Nine months after Malcolm Turnbull first announced an ambitious $2 billion expansion of the iconic Snowy Hydro project, he argues it is clearly a viable project.
Snowy Hydro will release the feasibility study into the expansion on Thursday, claiming the project is both technically and financially able to go ahead.
A Senate committee has already heard of risks that costs could skyrocket to $3 billion, once the construction of transmission lines are included.
Dubbed Snowy 2.0, the expansion links two major dams in the Snowy Mountains with 27 kilometres of tunnels.
The feasibility study is likely to suggest that despite geological challenges the project can go ahead, and the company that owns it is also likely to fund the massive expansion itself.
“Snowy Hydro 2.0 is a nation-building project. It will not only deliver a more affordable and reliable energy system but will also generate jobs and grow our economy,” Mr Turnbull said.
If it goes ahead, the expanded Snowy Hydro project will be operational from 2024.
Energy has been a major focus of the political year, and the Prime Minister has pinned much of his energy credentials on the project.
“The project will act as a giant 2000 megawatt battery in the centre of the National Energy Market, providing enough power for 500,000 homes and much-needed backup for the increasing amount of wind and solar coming into the system,” Mr Turnbull said.

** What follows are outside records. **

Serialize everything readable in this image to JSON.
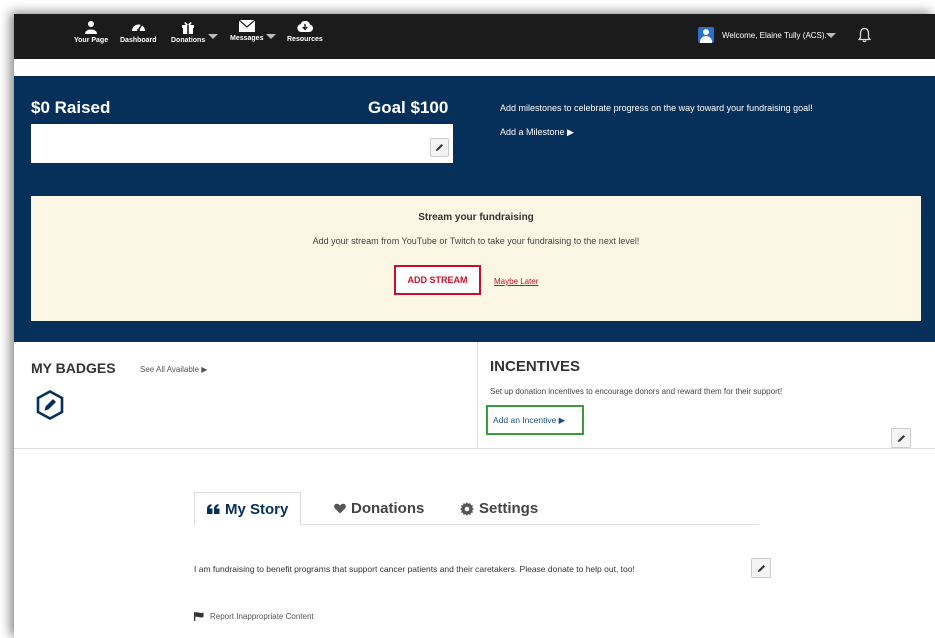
{
  "nav": {
    "items": [
      {
        "label": "Your Page",
        "icon": "user-icon"
      },
      {
        "label": "Dashboard",
        "icon": "dashboard-icon"
      },
      {
        "label": "Donations",
        "icon": "gift-icon"
      },
      {
        "label": "Messages",
        "icon": "envelope-icon"
      },
      {
        "label": "Resources",
        "icon": "cloud-download-icon"
      }
    ],
    "welcome": "Welcome, Elaine Tully (ACS)."
  },
  "fundraising": {
    "raised": "$0 Raised",
    "goal": "Goal $100",
    "progress_fraction": 0,
    "milestone_text": "Add milestones to celebrate progress on the way toward your fundraising goal!",
    "milestone_link": "Add a Milestone ▶"
  },
  "stream": {
    "title": "Stream your fundraising",
    "description": "Add your stream from YouTube or Twitch to take your fundraising to the next level!",
    "add_button": "ADD STREAM",
    "later_link": "Maybe Later"
  },
  "badges": {
    "title": "MY BADGES",
    "see_all": "See All Available ▶"
  },
  "incentives": {
    "title": "INCENTIVES",
    "description": "Set up donation incentives to encourage donors and reward them for their support!",
    "add_link": "Add an Incentive ▶"
  },
  "tabs": [
    {
      "label": "My Story",
      "icon": "quote-icon",
      "active": true
    },
    {
      "label": "Donations",
      "icon": "heart-icon",
      "active": false
    },
    {
      "label": "Settings",
      "icon": "gear-icon",
      "active": false
    }
  ],
  "story_text": "I am fundraising to benefit programs that support cancer patients and their caretakers. Please donate to help out, too!",
  "report_link": "Report Inappropriate Content",
  "colors": {
    "navy": "#06305a",
    "accent_red": "#c8102e",
    "highlight_green": "#3a9c3a",
    "stream_bg": "#fcf6e4"
  }
}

Energy has also been a flashpoint between the major parties, both at a state and federal level.
On the day Mr Turnbull announced the expansion, his Energy Minister Josh Frydenberg and South Australian Premier Jay Weatherill were engaged in an on-camera spat about the Federal Government’s criticism of state energy policy.
Some towns in the Snowy Mountains are already claiming boosts in traffic and people since the project was foreshadowed.